DIY MODEL, PRIVACY ISSUES
Sarah Daigle Scott was hired in March to help Field Agent set up and launch a do it yourself (DIY) model outside the retail/CPG sector. It's now in beta testing. Scott said she has a real estate firm and some small businesses testing it.
“It’s a way for small businesses to check out our their competition, or just verify that certain things are done,” Scott said. “The possibilities seem almost endless at this point with the number of businesses that could benefit from the type of data we can help them source through our expansive agent base. ... This model is affordable for companies of all sizes and can relay the type of data that at one time only the largest companies could afford to access.”
West said there are jobs that Field Agent has turned down.
“We are careful not to interfere with military bases and we don’t help folks spy on one another,” he said.

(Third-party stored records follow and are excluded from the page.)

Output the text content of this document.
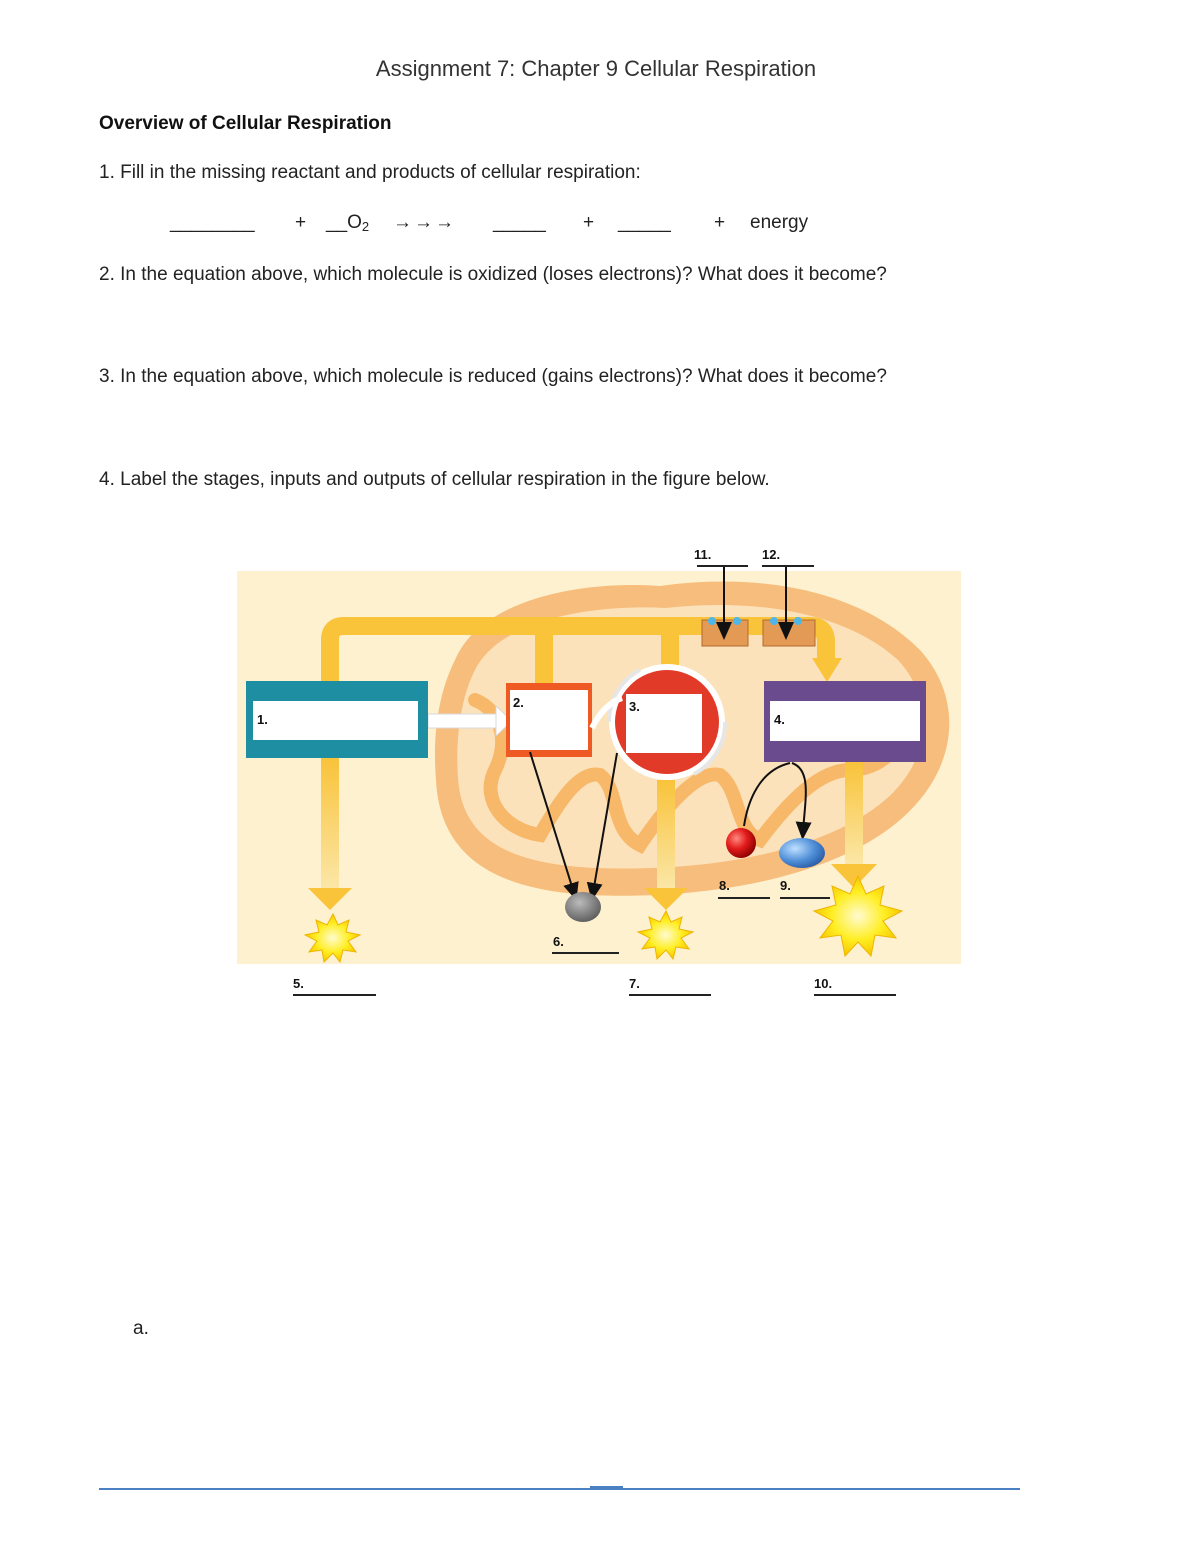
Assignment 7: Chapter 9 Cellular Respiration
Overview of Cellular Respiration
1. Fill in the missing reactant and products of cellular respiration:
________ + $\_\_O_2$ →→→ _____ + _____ + energy
2. In the equation above, which molecule is oxidized (loses electrons)? What does it become?
3. In the equation above, which molecule is reduced (gains electrons)? What does it become?
4. Label the stages, inputs and outputs of cellular respiration in the figure below.
1.
2.	3.
4.
5.
6.
7.
8.	9.
10.
11.	12.
a.
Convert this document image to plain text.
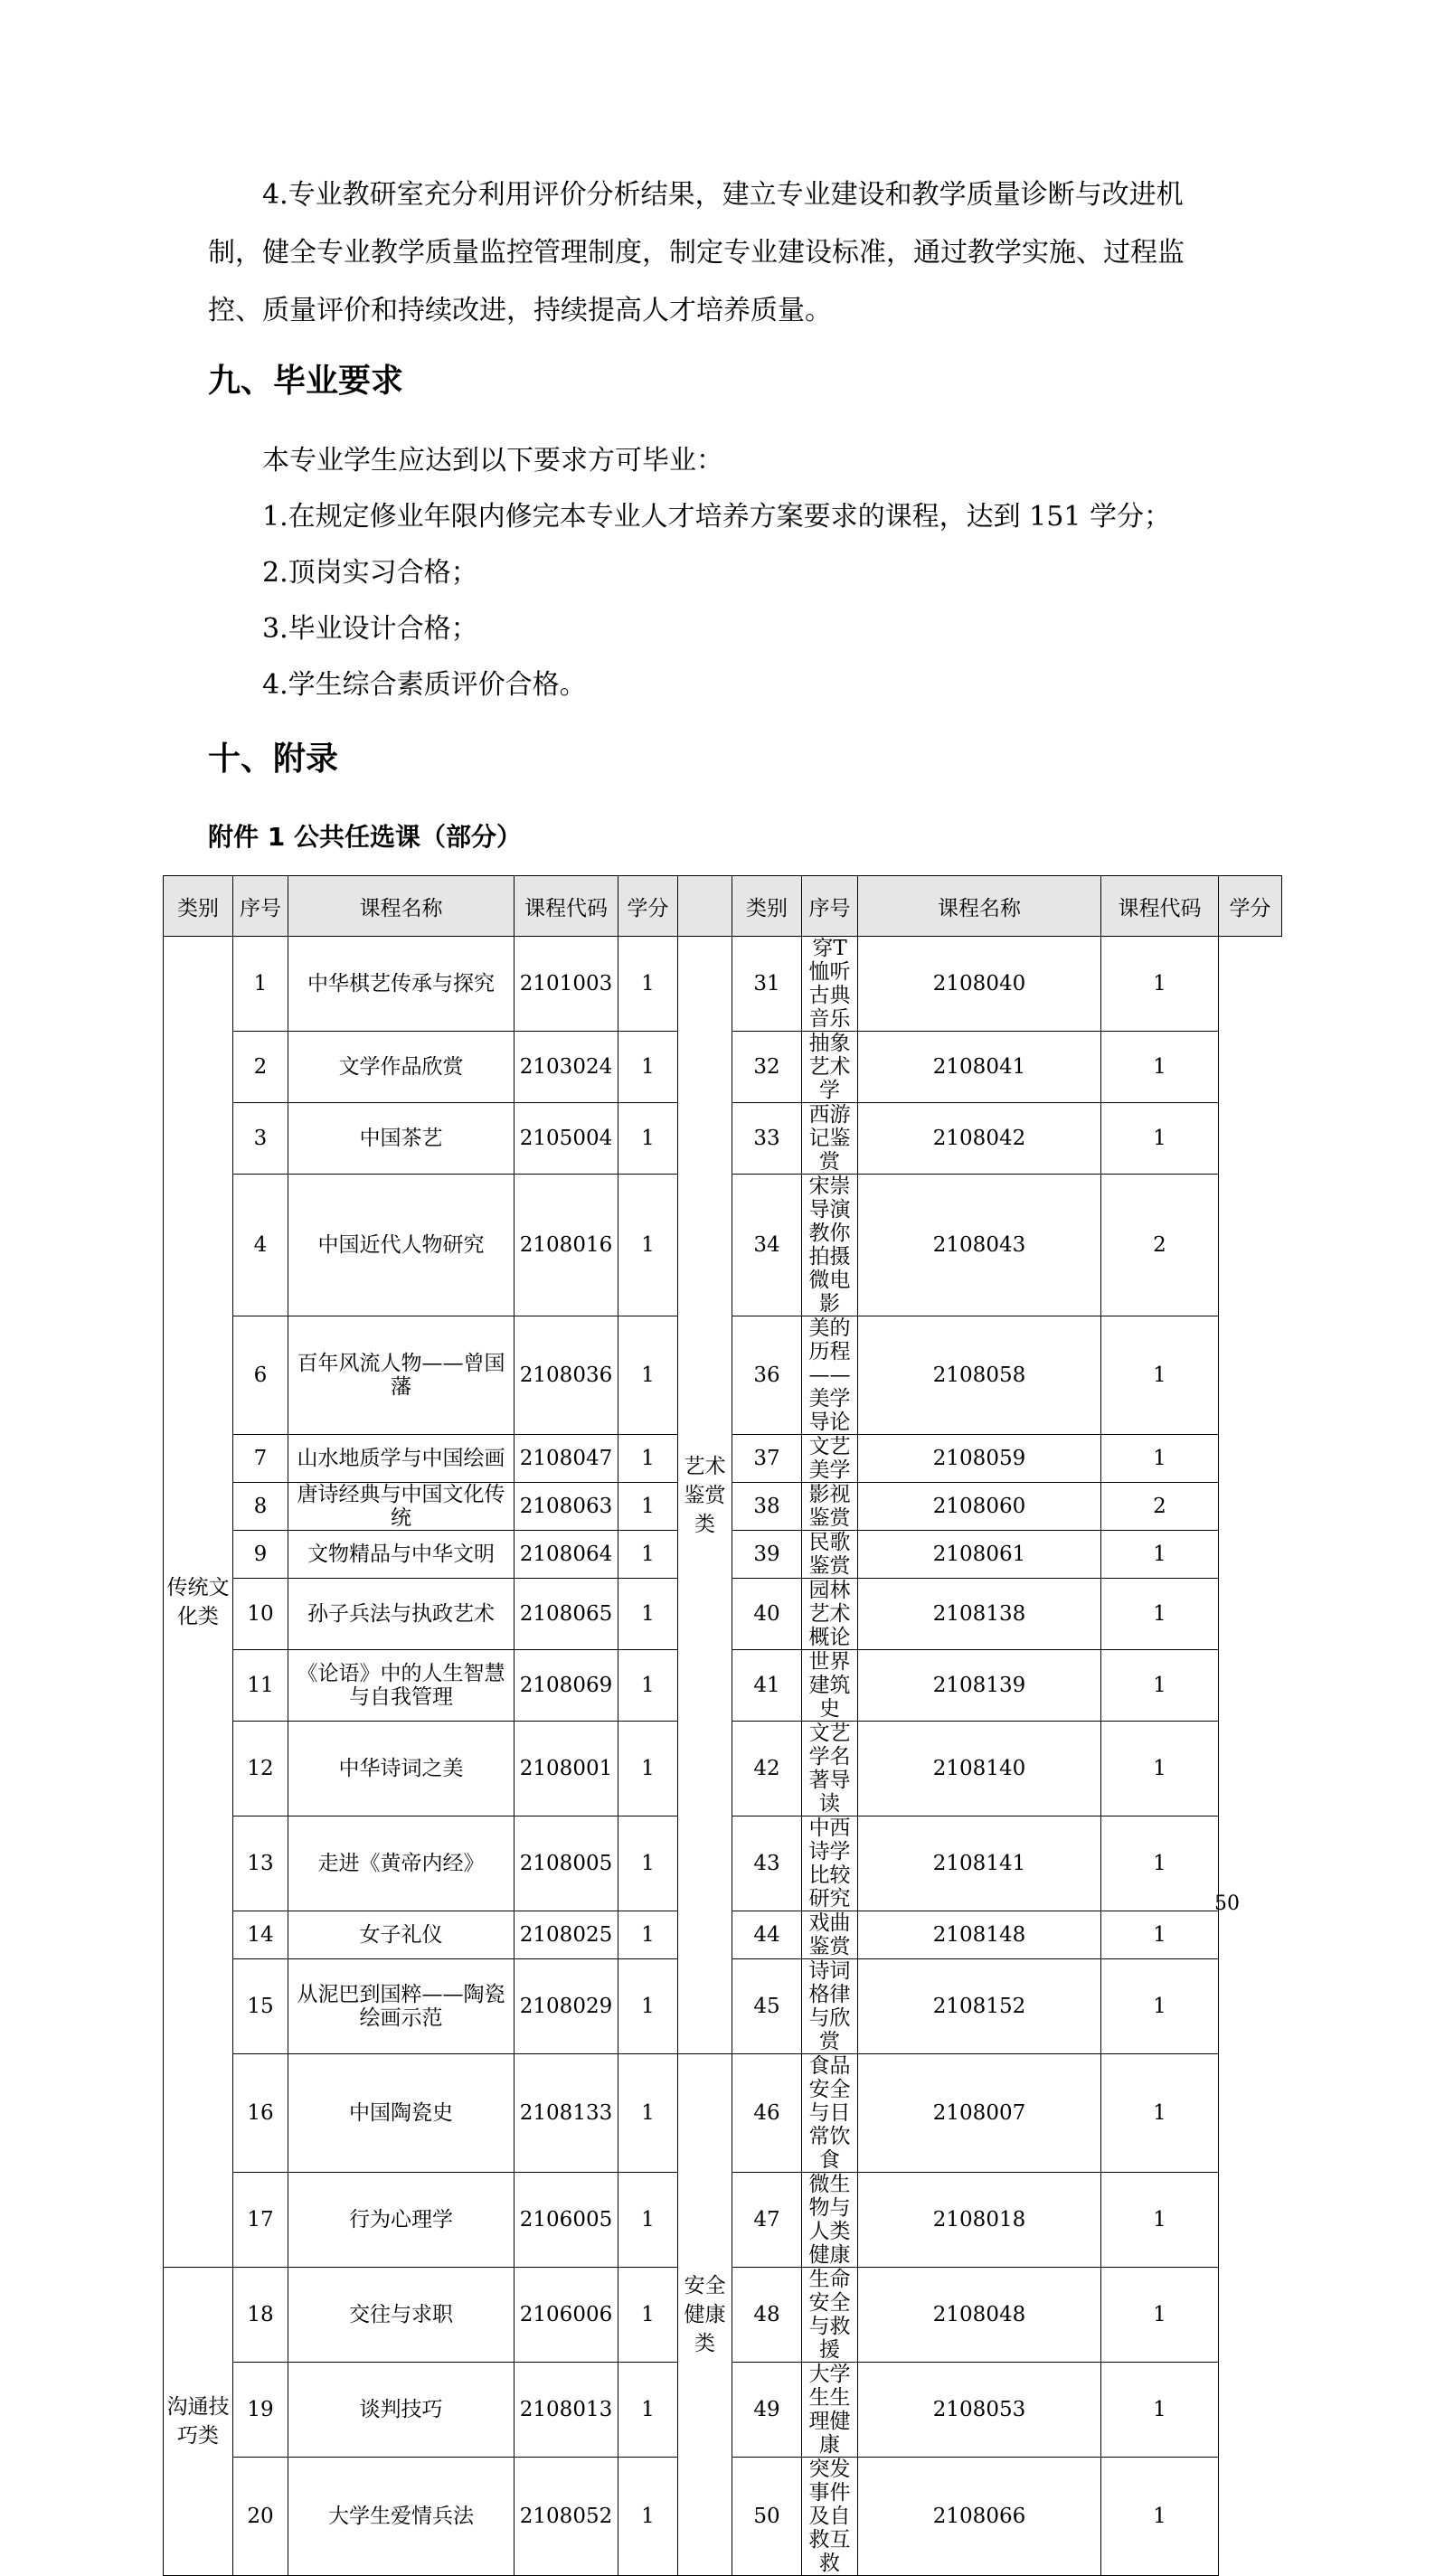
4.专业教研室充分利用评价分析结果，建立专业建设和教学质量诊断与改进机制，健全专业教学质量监控管理制度，制定专业建设标准，通过教学实施、过程监控、质量评价和持续改进，持续提高人才培养质量。
九、毕业要求
本专业学生应达到以下要求方可毕业：
1.在规定修业年限内修完本专业人才培养方案要求的课程，达到 151 学分；
2.顶岗实习合格；
3.毕业设计合格；
4.学生综合素质评价合格。
十、附录
附件 1 公共任选课（部分）
类别	序号	课程名称	课程代码	学分		类别	序号	课程名称	课程代码	学分
传统文化类	1	中华棋艺传承与探究	2101003	1	艺术鉴赏类	31	穿T恤听古典音乐	2108040	1	
	2	文学作品欣赏	2103024	1		32	抽象艺术学	2108041	1	
	3	中国茶艺	2105004	1		33	西游记鉴赏	2108042	1	
	4	中国近代人物研究	2108016	1		34	宋崇导演教你拍摄微电影	2108043	2	
	6	百年风流人物——曾国藩	2108036	1		36	美的历程——美学导论	2108058	1	
	7	山水地质学与中国绘画	2108047	1		37	文艺美学	2108059	1	
	8	唐诗经典与中国文化传统	2108063	1		38	影视鉴赏	2108060	2	
	9	文物精品与中华文明	2108064	1		39	民歌鉴赏	2108061	1	
	10	孙子兵法与执政艺术	2108065	1		40	园林艺术概论	2108138	1	
	11	《论语》中的人生智慧与自我管理	2108069	1		41	世界建筑史	2108139	1	
	12	中华诗词之美	2108001	1		42	文艺学名著导读	2108140	1	
	13	走进《黄帝内经》	2108005	1		43	中西诗学比较研究	2108141	1	
	14	女子礼仪	2108025	1		44	戏曲鉴赏	2108148	1	
	15	从泥巴到国粹——陶瓷绘画示范	2108029	1		45	诗词格律与欣赏	2108152	1	
	16	中国陶瓷史	2108133	1	安全健康类	46	食品安全与日常饮食	2108007	1	
	17	行为心理学	2106005	1		47	微生物与人类健康	2108018	1	
沟通技巧类	18	交往与求职	2106006	1		48	生命安全与救援	2108048	1	
	19	谈判技巧	2108013	1		49	大学生生理健康	2108053	1	
	20	大学生爱情兵法	2108052	1		50	突发事件及自救互救	2108066	1	
50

West said a private investigator wanted to use agents to cruise through hotel parking lots and take photos of license plates. The PI told West he was trying to help a lady find out if her husband was cheating. West said protecting one’s privacy is important and respectfully declined the work.
Scott admitted that no one gets rich being a field agent, but it does pay real cash for quick and easy jobs. It also provides valuable real-time feedback for companies with answers to whatever questions they choose to ask.